AI Papers Reader

Personalized digests of latest AI research

View on GitHub

Vision-SR1 Tackles Visual Hallucinations with Self-Rewarding AI

Vision-Language Models (VLMs) have made impressive strides in understanding and responding to visual information combined with text. However, a persistent challenge is their tendency towards “visual hallucinations” – describing things not present in an image – and “language shortcuts,” where they rely more on pre-existing text knowledge than on the actual visual content. This paper introduces Vision-SR1, a novel self-rewarding framework designed to improve VLMs’ visual reasoning abilities without the need for costly external human annotations or pre-defined supervision signals.
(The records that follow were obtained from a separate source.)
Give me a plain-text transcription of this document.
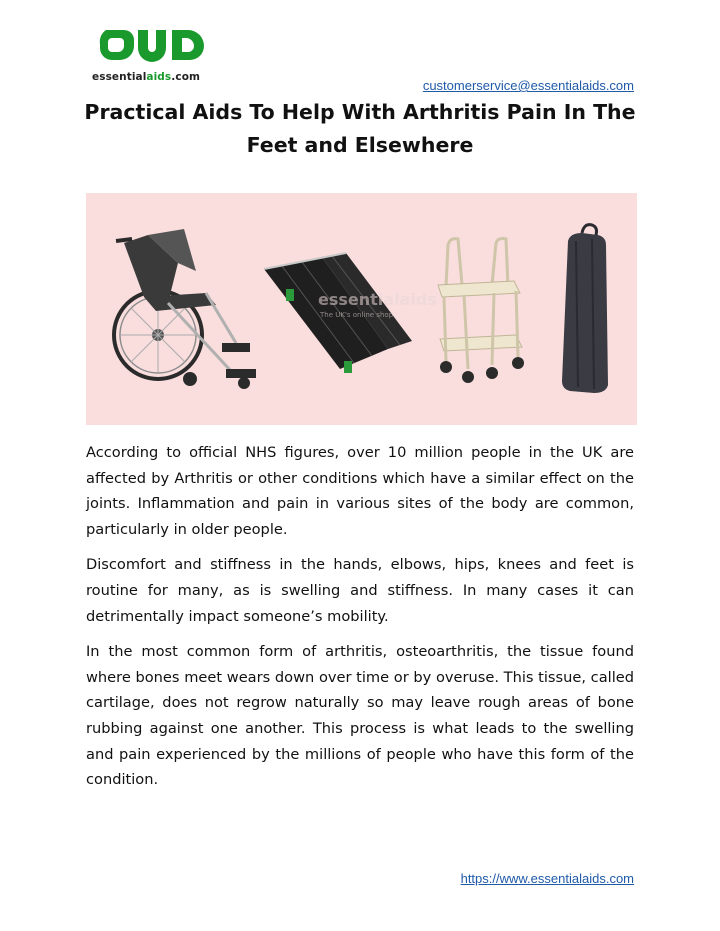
essentialaids.com
customerservice@essentialaids.com
Practical Aids To Help With Arthritis Pain In The Feet and Elsewhere
essentialaids
The UK's online shop

According to official NHS figures, over 10 million people in the UK are affected by Arthritis or other conditions which have a similar effect on the joints. Inflammation and pain in various sites of the body are common, particularly in older people.

Discomfort and stiffness in the hands, elbows, hips, knees and feet is routine for many, as is swelling and stiffness. In many cases it can detrimentally impact someone’s mobility.

In the most common form of arthritis, osteoarthritis, the tissue found where bones meet wears down over time or by overuse. This tissue, called cartilage, does not regrow naturally so may leave rough areas of bone rubbing against one another. This process is what leads to the swelling and pain experienced by the millions of people who have this form of the condition.

https://www.essentialaids.com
The core innovation of Vision-SR1 lies in its method of decomposing the VLM’s reasoning process into two distinct stages: visual perception and language reasoning. During training, the VLM first generates a detailed, self-contained “visual perception” of the input image. This perception is intended to be comprehensive enough to answer the question without needing to refer back to the original image.
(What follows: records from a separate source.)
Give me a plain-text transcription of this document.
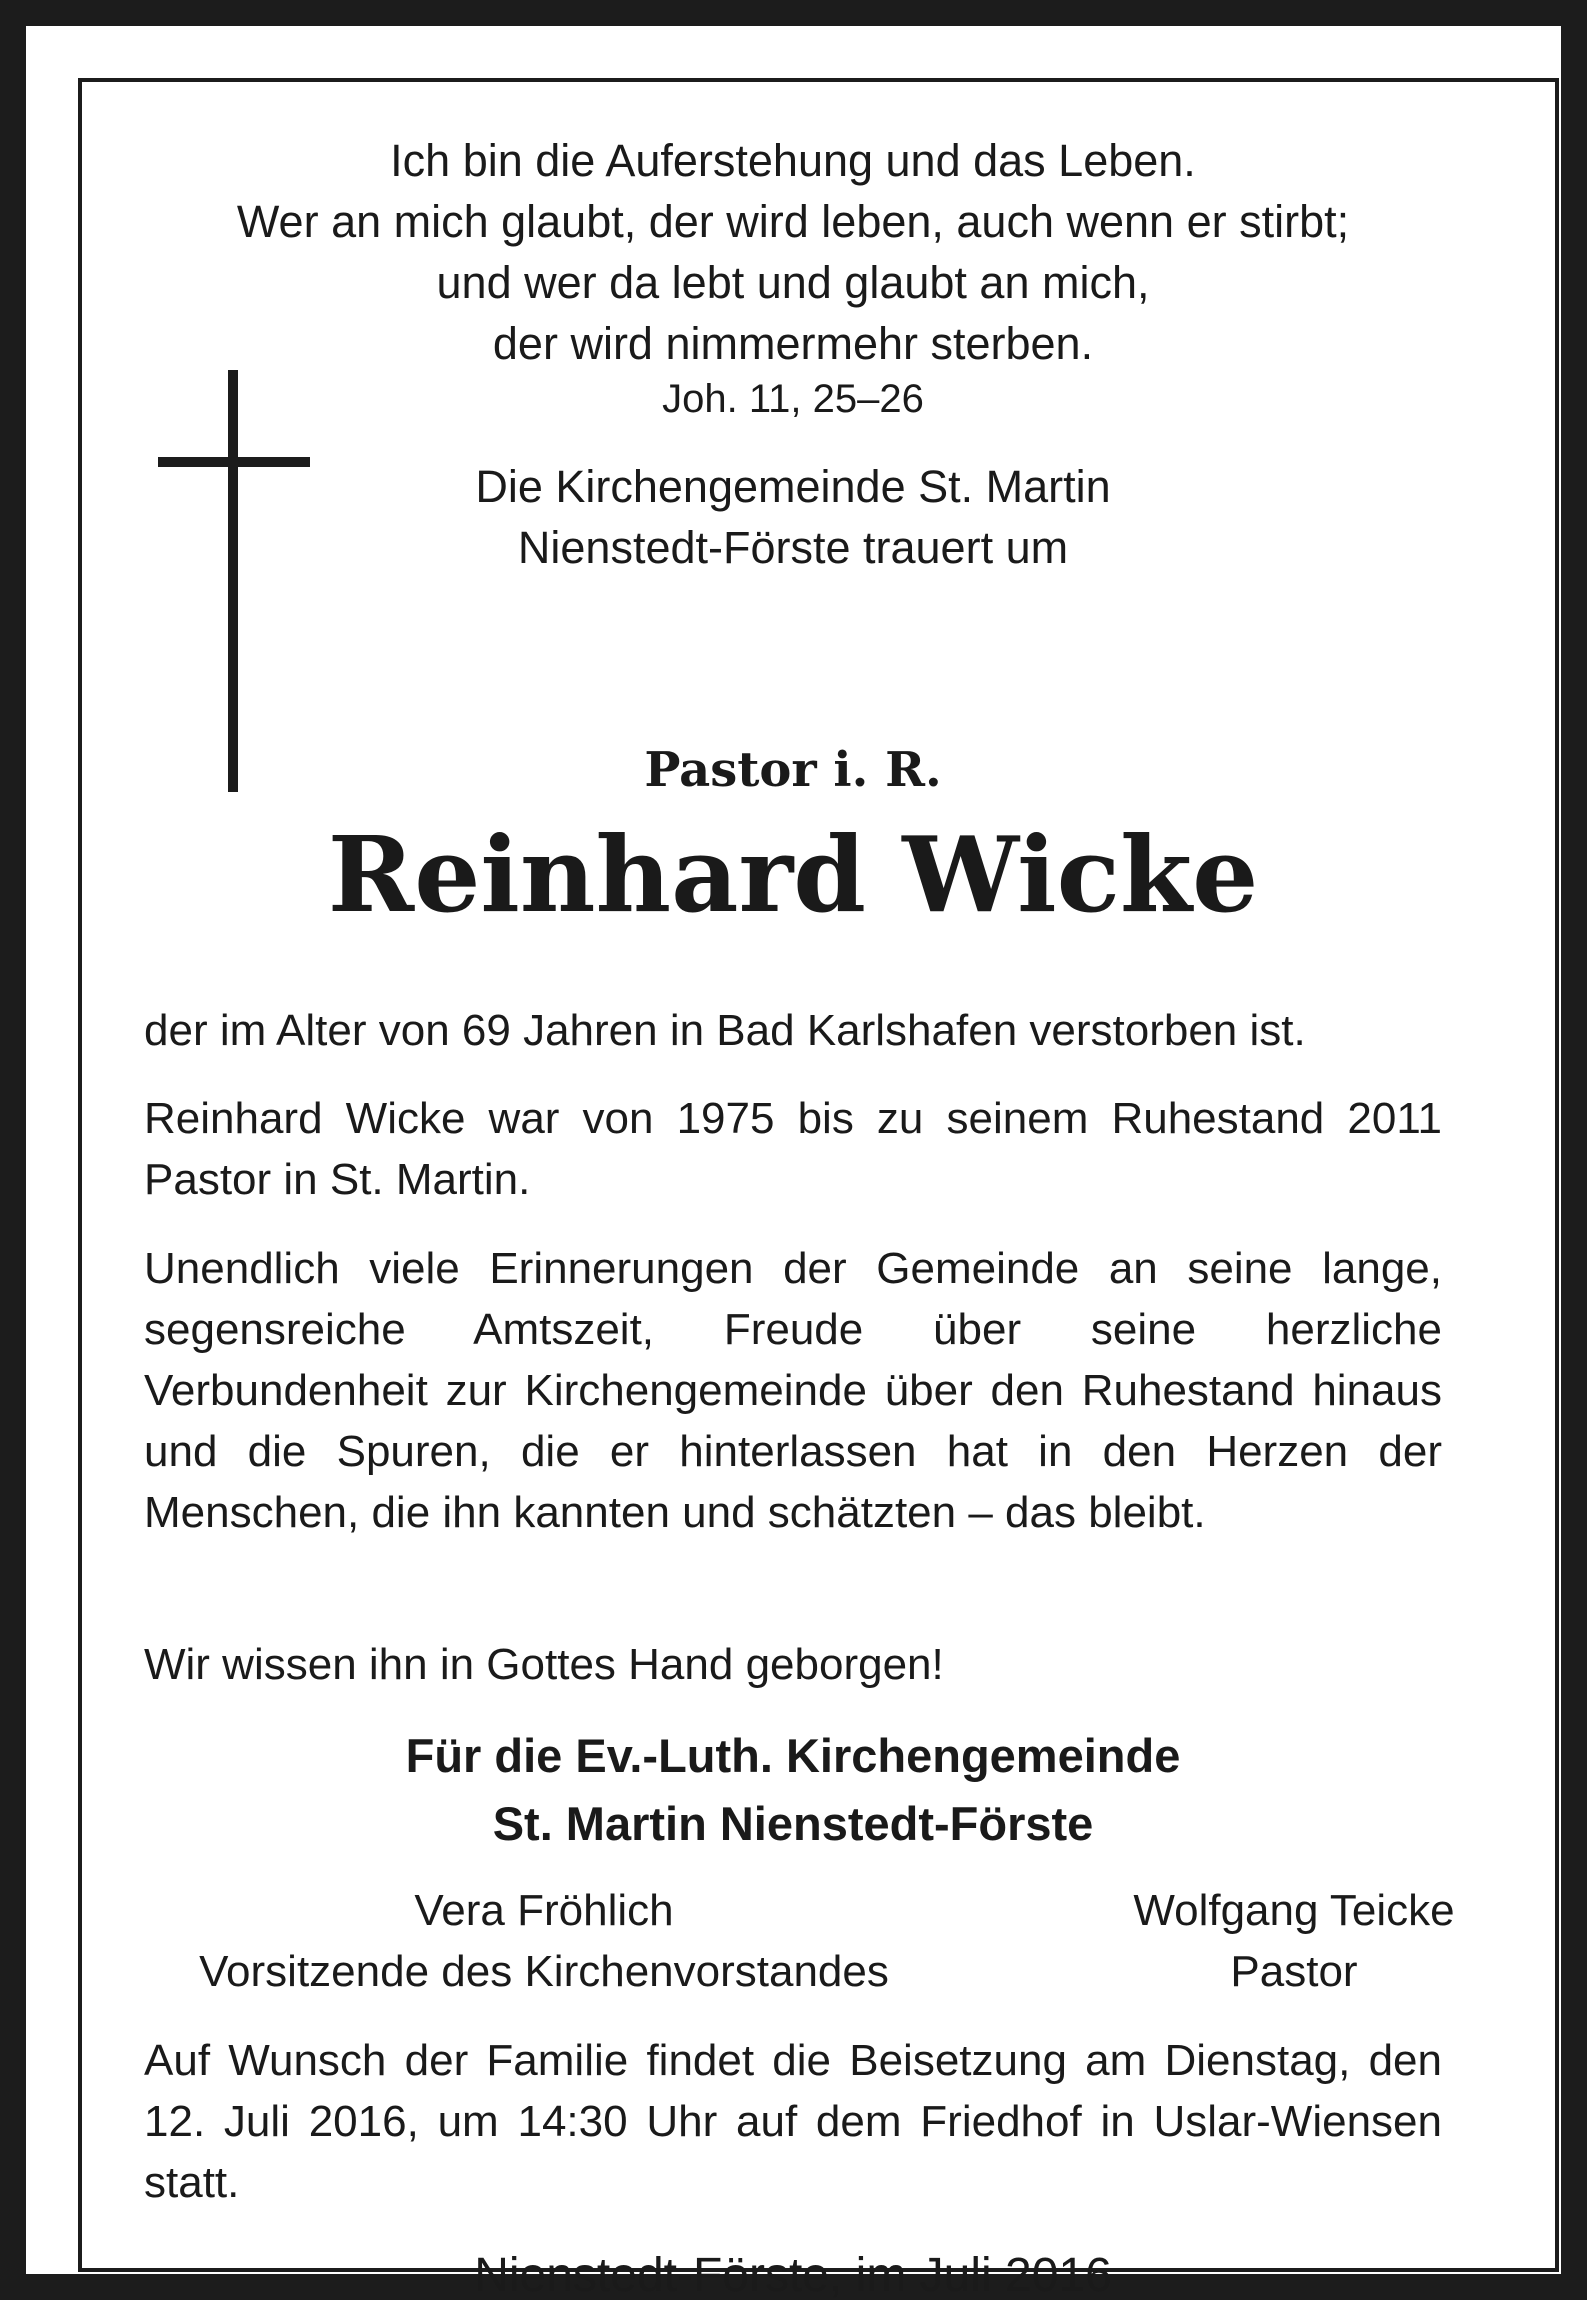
Ich bin die Auferstehung und das Leben.
Wer an mich glaubt, der wird leben, auch wenn er stirbt;
und wer da lebt und glaubt an mich,
der wird nimmermehr sterben.
Joh. 11, 25–26
Die Kirchengemeinde St. Martin
Nienstedt-Förste trauert um
Pastor i. R.
Reinhard Wicke
der im Alter von 69 Jahren in Bad Karlshafen verstorben ist.
Reinhard Wicke war von 1975 bis zu seinem Ruhestand 2011 Pastor in St. Martin.
Unendlich viele Erinnerungen der Gemeinde an seine lange, segensreiche Amtszeit, Freude über seine herzliche Verbundenheit zur Kirchengemeinde über den Ruhestand hinaus und die Spuren, die er hinterlassen hat in den Herzen der Menschen, die ihn kannten und schätzten – das bleibt.
Wir wissen ihn in Gottes Hand geborgen!
Für die Ev.-Luth. Kirchengemeinde
St. Martin Nienstedt-Förste
Vera Fröhlich
Vorsitzende des Kirchenvorstandes
Wolfgang Teicke
Pastor
Auf Wunsch der Familie findet die Beisetzung am Dienstag, den 12. Juli 2016, um 14:30 Uhr auf dem Friedhof in Uslar-Wiensen statt.
Nienstedt-Förste, im Juli 2016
To ensure the quality of this visual perception, Vision-SR1 employs a clever “self-reward” mechanism. The same VLM is then prompted to answer the question using only its generated visual perception as input. If the VLM can correctly answer the question based solely on its self-generated description, it receives a positive reward, reinforcing the accuracy and completeness of its visual perception. This self-reward signal is then combined with a standard reward for the final answer’s correctness, creating a balanced training signal that guides the model to improve both its visual understanding and its reasoning capabilities.

For instance, consider an image of several nested Matryoshka dolls and the question, “How many Matryoshka dolls are here?” A typical VLM might hallucinate or rely on typical Russian nesting doll counts. However, Vision-SR1 would first prompt the model to describe the scene, perhaps noting, “There appear to be two distinct sets of Matryoshka dolls, with a total of seven visible dolls, including the smallest nested ones.” If, when given only this description and the question, the VLM correctly answers “7,” it receives a self-reward. This process encourages the model to be more grounded in the visual details rather than making assumptions.
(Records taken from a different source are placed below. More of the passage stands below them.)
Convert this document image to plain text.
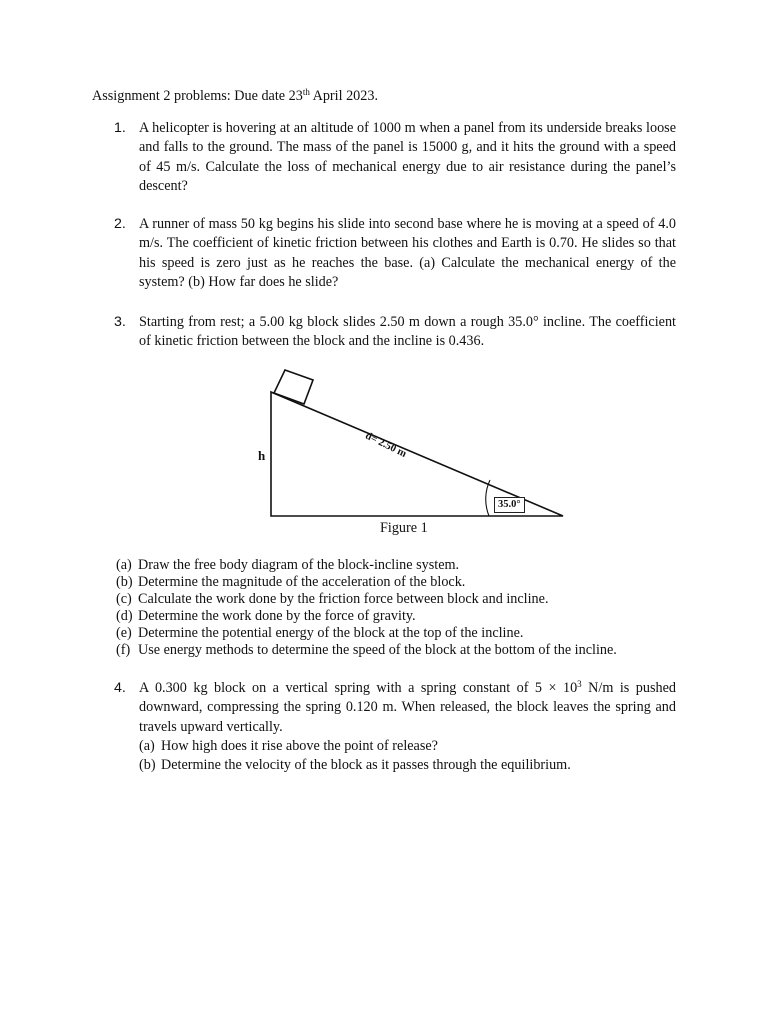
Assignment 2 problems: Due date 23th April 2023.
1. A helicopter is hovering at an altitude of 1000 m when a panel from its underside breaks loose and falls to the ground. The mass of the panel is 15000 g, and it hits the ground with a speed of 45 m/s. Calculate the loss of mechanical energy due to air resistance during the panel’s descent?
2. A runner of mass 50 kg begins his slide into second base where he is moving at a speed of 4.0 m/s. The coefficient of kinetic friction between his clothes and Earth is 0.70. He slides so that his speed is zero just as he reaches the base. (a) Calculate the mechanical energy of the system? (b) How far does he slide?
3. Starting from rest; a 5.00 kg block slides 2.50 m down a rough 35.0° incline. The coefficient of kinetic friction between the block and the incline is 0.436.
d= 2.50 m
h
35.0°
Figure 1
(a) Draw the free body diagram of the block-incline system.
(b) Determine the magnitude of the acceleration of the block.
(c) Calculate the work done by the friction force between block and incline.
(d) Determine the work done by the force of gravity.
(e) Determine the potential energy of the block at the top of the incline.
(f) Use energy methods to determine the speed of the block at the bottom of the incline.
4. A 0.300 kg block on a vertical spring with a spring constant of $5 \times 10^3$ N/m is pushed downward, compressing the spring 0.120 m. When released, the block leaves the spring and travels upward vertically.
(a) How high does it rise above the point of release?
(b) Determine the velocity of the block as it passes through the equilibrium.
The researchers demonstrated Vision-SR1’s effectiveness across various vision-language tasks, showing significant improvements in visual reasoning and a notable reduction in visual hallucinations and language shortcuts. The paper highlights that Vision-SR1’s approach strengthens the crucial link between visual perception and linguistic output, leading to more reliable and accurate responses. This self-rewarding strategy represents a promising direction for developing more robust and trustworthy AI systems that truly “see” and understand the world.